It became a fine art, setting questions that danced teasingly on the tips of tongues. Those were the days Before Google. Nowadays it is actually quite hard to set a question that’s unGoogleable, and as a result the “recall versus knowledge” principle must be under severe attack. Particularly in today’s age of ubiquitous communication. I lost interest in the UK quiz scene once mobile phones with Web browsers and Shazam entered the scene; too many people resorted to, shall we say, alternate and assisted modes of recall.
Since then, just for fun, I’ve been quietly compiling lists of questions that can’t be Googled. Which means I look at many things with an unusual perspective. Take today for example. I was “watching” the cricket in Dhaka, and when I ran down the names of the Indian team, I noticed something:
The average surname-length of the team was below 6 letters, just 63 letters across the eleven people. Very unusual. [Incidentally, I also noticed that I have children older than half the team, a sure sign of my age].

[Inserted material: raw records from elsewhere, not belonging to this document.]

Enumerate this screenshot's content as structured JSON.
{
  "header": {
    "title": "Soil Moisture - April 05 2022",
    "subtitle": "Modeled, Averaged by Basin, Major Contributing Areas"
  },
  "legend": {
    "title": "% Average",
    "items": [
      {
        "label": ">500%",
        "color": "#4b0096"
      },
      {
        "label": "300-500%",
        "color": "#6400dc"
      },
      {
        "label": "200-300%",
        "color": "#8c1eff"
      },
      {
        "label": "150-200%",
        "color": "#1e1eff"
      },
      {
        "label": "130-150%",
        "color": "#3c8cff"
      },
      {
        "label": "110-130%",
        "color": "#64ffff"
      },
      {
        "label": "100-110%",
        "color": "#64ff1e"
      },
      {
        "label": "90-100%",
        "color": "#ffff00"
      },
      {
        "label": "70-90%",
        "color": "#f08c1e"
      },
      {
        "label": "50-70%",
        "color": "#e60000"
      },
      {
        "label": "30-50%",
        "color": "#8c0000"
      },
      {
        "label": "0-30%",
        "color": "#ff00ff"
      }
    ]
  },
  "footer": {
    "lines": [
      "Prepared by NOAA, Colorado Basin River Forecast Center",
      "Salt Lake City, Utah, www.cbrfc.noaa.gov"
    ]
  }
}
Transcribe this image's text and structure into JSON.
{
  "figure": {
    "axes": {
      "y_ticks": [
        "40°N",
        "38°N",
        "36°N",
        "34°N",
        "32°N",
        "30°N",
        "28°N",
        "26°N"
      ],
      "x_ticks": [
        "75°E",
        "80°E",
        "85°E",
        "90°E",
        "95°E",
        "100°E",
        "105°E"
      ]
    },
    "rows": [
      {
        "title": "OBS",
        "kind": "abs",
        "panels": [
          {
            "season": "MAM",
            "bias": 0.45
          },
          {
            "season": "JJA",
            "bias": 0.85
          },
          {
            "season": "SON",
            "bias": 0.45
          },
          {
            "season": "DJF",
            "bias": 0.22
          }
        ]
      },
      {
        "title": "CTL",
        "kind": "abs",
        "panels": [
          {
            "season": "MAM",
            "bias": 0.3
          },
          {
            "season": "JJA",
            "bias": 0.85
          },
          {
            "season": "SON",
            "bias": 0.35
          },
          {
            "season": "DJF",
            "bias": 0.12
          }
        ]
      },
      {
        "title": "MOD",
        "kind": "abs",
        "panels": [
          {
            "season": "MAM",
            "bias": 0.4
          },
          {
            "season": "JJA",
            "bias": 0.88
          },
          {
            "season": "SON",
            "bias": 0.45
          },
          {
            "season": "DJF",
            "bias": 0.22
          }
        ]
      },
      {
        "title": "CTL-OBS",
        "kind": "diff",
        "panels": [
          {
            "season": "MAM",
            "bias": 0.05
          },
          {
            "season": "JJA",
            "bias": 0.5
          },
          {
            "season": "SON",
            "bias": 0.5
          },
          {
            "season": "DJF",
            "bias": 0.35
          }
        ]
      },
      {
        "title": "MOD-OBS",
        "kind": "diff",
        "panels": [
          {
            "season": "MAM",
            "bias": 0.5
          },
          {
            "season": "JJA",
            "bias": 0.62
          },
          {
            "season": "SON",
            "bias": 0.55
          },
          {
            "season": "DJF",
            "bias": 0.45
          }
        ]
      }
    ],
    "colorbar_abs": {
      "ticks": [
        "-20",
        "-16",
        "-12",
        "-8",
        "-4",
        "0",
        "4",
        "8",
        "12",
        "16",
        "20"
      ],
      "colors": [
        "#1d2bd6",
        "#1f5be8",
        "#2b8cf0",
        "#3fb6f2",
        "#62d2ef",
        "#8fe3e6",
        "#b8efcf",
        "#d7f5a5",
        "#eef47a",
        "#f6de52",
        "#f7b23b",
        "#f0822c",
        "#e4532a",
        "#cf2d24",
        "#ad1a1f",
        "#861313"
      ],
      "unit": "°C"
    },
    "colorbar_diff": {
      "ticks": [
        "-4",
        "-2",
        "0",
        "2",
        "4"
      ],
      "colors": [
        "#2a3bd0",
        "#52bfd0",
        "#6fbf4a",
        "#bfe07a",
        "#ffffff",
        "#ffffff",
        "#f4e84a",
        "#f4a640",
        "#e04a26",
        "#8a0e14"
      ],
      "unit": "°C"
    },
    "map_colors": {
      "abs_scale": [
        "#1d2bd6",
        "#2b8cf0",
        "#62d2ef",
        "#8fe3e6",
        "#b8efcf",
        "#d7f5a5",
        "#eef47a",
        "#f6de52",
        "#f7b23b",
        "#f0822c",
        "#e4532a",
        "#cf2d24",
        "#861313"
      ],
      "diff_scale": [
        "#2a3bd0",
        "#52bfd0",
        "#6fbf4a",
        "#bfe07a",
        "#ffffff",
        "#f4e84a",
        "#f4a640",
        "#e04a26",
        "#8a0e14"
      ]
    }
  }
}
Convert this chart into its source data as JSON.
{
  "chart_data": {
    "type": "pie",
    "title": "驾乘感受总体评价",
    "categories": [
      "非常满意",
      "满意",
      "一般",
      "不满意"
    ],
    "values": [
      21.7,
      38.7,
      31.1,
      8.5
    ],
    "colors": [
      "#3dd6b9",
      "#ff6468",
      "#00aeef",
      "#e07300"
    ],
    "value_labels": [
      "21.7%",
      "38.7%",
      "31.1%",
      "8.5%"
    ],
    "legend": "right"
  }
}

So. Cricket fiends amongst you. What’s the shortest team you can come up with, the one that would trouble the scorers the least to put up. 63 is the target to beat. Sehwag Gambhir Sharma Singh Pathan Dhoni Raina Pathan Chawla Kumar Sharma. [I remember some Leicestershire and Northamptonshire teams in the early 1980s that had quite a few short-named players, must check].
Incidentally, the full name letter count could also be a record. 68 plus 63 makes 131. That’s low. That is very low … for a country that has had a President named Sarvapalli Radhakrishnan, a singer called Madurai “MS” Subbulakshmi, a composer named Laxmikant Kudalkar; and cricketers named Srinivasa Venkataraghavan and Bhagwat Chandrashekhar. [My own name and surname take up 21 letters].